On the positive side, new AI tools are making health care more accessible and affordable, allowing patients to get medical information online in seconds. They’re delivering breakthroughs in cancer screening and facilitating the development of new drugs. Scientists are even working on an electronic brain implant that would allow our minds to communicate directly with a computer—the stuff of science fiction. Scary! But, it could be invaluable to disabled and nonverbal persons. Gee, would enjoy seeing the look on a TSA agent’s face the first time airport screening kicks someone out of the line for metal in a brain!

Bottom line? Experts predict evolving AI tools will create new scientific discoveries, solve complex engineering challenges, and give us insights never before attainable. They may be mankind’s greatest invention—transformational. An analogy? Think about Dorothy being swept from Kansas to the futuristic Land of Oz, wrote one columnist. We aren’t in Kansas anymore.  The times they are a-changin’. Stay tuned!

But wait! Many are convulsing over this technology’s promise and peril. One Congressman recently wrote an op-ed piece saying, “We can harness and regulate AI to create a more utopian society or risk having an unchecked, unregulated AI push us toward a more dystopian future.” He introduced a resolution that would establish a commission to look into regulating AI and another member of the House made a speech supporting Congressional action. Both the resolution and the speech were written by ChatGPT. Love the irony!

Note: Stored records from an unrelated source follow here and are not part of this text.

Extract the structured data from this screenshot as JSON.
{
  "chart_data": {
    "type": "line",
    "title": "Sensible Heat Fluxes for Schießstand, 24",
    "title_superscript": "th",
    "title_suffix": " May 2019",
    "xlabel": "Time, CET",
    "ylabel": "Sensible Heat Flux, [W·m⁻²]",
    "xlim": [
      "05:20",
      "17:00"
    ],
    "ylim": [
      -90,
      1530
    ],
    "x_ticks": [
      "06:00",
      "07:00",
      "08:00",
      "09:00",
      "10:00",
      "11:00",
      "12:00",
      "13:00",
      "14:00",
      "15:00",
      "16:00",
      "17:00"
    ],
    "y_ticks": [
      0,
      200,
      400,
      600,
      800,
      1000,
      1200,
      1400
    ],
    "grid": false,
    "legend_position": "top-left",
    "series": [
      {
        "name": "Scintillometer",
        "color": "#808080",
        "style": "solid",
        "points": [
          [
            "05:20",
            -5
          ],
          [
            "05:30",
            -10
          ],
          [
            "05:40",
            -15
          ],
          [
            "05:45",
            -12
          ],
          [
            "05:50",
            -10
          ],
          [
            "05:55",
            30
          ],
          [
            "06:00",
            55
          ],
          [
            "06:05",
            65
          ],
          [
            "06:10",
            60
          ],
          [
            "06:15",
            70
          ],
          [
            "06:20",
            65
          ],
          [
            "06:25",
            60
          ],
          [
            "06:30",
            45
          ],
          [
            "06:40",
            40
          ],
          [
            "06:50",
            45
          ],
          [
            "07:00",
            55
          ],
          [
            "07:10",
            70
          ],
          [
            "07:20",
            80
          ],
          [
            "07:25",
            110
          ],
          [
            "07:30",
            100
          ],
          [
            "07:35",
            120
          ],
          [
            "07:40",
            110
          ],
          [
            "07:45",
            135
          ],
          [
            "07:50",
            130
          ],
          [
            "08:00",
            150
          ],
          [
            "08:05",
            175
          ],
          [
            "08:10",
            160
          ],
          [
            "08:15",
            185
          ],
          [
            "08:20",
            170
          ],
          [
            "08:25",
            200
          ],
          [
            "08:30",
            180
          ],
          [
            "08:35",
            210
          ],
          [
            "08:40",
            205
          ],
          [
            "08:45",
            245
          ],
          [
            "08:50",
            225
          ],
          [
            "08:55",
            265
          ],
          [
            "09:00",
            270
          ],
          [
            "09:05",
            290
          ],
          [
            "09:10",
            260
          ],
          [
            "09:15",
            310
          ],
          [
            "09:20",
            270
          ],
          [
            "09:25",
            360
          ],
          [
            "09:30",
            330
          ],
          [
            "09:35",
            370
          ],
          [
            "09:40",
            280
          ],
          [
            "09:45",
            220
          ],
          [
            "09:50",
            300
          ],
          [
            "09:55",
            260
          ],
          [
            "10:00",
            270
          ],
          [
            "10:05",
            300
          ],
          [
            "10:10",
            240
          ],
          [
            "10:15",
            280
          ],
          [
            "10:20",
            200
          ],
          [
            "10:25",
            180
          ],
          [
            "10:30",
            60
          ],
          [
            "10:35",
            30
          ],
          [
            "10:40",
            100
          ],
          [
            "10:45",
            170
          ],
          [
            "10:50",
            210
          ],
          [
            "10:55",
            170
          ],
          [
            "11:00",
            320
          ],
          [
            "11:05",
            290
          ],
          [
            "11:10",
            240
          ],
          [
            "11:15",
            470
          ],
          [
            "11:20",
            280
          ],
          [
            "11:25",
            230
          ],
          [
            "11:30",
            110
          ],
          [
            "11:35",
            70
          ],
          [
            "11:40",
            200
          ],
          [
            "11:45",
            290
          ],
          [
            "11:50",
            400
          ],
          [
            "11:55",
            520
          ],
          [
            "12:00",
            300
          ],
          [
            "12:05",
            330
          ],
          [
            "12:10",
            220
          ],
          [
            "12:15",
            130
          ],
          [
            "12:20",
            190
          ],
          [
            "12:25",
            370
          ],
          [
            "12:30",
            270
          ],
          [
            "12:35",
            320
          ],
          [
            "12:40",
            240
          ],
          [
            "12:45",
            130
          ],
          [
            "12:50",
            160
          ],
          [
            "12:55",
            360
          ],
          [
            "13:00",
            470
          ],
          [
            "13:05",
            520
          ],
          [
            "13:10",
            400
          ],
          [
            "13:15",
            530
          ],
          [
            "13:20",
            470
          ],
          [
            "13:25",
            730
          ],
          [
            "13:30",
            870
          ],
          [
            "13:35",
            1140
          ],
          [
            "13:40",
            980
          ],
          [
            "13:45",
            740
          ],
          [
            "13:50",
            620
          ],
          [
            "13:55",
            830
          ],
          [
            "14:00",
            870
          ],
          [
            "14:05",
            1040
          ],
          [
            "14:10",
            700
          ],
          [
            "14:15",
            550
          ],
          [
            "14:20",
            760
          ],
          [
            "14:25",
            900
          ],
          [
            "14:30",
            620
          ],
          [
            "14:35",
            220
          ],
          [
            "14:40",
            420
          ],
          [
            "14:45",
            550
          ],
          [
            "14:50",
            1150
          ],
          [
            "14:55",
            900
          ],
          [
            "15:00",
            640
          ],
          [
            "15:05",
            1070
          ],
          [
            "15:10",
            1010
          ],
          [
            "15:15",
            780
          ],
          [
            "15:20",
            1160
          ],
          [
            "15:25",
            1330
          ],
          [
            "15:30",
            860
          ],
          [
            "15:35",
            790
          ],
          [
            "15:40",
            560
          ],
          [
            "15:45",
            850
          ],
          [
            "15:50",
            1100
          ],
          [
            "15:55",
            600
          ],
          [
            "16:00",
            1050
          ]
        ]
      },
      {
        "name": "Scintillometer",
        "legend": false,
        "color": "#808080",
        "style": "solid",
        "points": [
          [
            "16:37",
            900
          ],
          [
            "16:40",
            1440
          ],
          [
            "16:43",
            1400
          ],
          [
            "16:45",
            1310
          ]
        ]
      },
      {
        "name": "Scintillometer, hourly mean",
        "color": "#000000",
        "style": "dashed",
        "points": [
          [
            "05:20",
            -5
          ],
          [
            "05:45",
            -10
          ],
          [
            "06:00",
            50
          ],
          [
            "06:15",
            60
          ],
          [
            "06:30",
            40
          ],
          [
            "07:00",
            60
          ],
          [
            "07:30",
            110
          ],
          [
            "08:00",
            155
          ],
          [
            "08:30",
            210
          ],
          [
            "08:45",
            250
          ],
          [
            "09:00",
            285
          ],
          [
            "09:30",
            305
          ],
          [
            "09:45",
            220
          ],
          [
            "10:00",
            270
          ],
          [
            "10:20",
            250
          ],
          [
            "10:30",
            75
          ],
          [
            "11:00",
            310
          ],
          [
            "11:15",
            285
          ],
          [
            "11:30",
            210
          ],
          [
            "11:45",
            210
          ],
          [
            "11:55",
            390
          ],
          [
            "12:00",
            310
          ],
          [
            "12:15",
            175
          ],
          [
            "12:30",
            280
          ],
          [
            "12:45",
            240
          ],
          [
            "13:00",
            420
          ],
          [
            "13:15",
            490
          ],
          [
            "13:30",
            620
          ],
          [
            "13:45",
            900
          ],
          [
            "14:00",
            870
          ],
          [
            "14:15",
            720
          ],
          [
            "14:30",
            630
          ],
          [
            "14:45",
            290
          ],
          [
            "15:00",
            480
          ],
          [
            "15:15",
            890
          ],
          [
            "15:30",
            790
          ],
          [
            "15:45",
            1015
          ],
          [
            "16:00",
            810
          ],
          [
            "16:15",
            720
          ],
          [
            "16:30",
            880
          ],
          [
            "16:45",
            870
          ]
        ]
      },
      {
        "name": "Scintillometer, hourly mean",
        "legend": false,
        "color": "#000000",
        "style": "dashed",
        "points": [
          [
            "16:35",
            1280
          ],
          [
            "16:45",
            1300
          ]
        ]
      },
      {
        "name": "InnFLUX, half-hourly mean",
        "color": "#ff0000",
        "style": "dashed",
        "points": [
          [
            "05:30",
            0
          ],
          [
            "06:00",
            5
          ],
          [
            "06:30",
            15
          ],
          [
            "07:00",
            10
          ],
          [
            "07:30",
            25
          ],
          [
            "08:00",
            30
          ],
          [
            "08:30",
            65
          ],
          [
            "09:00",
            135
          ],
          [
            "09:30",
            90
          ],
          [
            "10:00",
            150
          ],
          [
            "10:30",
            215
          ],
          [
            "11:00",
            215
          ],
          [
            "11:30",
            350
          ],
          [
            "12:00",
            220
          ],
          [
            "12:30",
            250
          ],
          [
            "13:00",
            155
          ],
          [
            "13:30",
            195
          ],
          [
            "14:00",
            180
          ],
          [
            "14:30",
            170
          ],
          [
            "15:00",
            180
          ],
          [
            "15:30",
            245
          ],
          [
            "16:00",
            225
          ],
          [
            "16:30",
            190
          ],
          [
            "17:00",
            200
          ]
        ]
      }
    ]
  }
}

So, our Wrinkled Wisdom for today? Ask the kids to log you into a chatbot. Trust us. They’ve already used it for work or play. It might be able to update your will, but probably not do your taxes since some chatbots aren’t great at math yet. They can give you a recipe for leftovers based on a photo of what’s in your your fridge! Email your Senators and Congressperson and support AI regulation. And, give some thought to whether Congress should draft an artificial intelligence bill of rights. Kidding!!!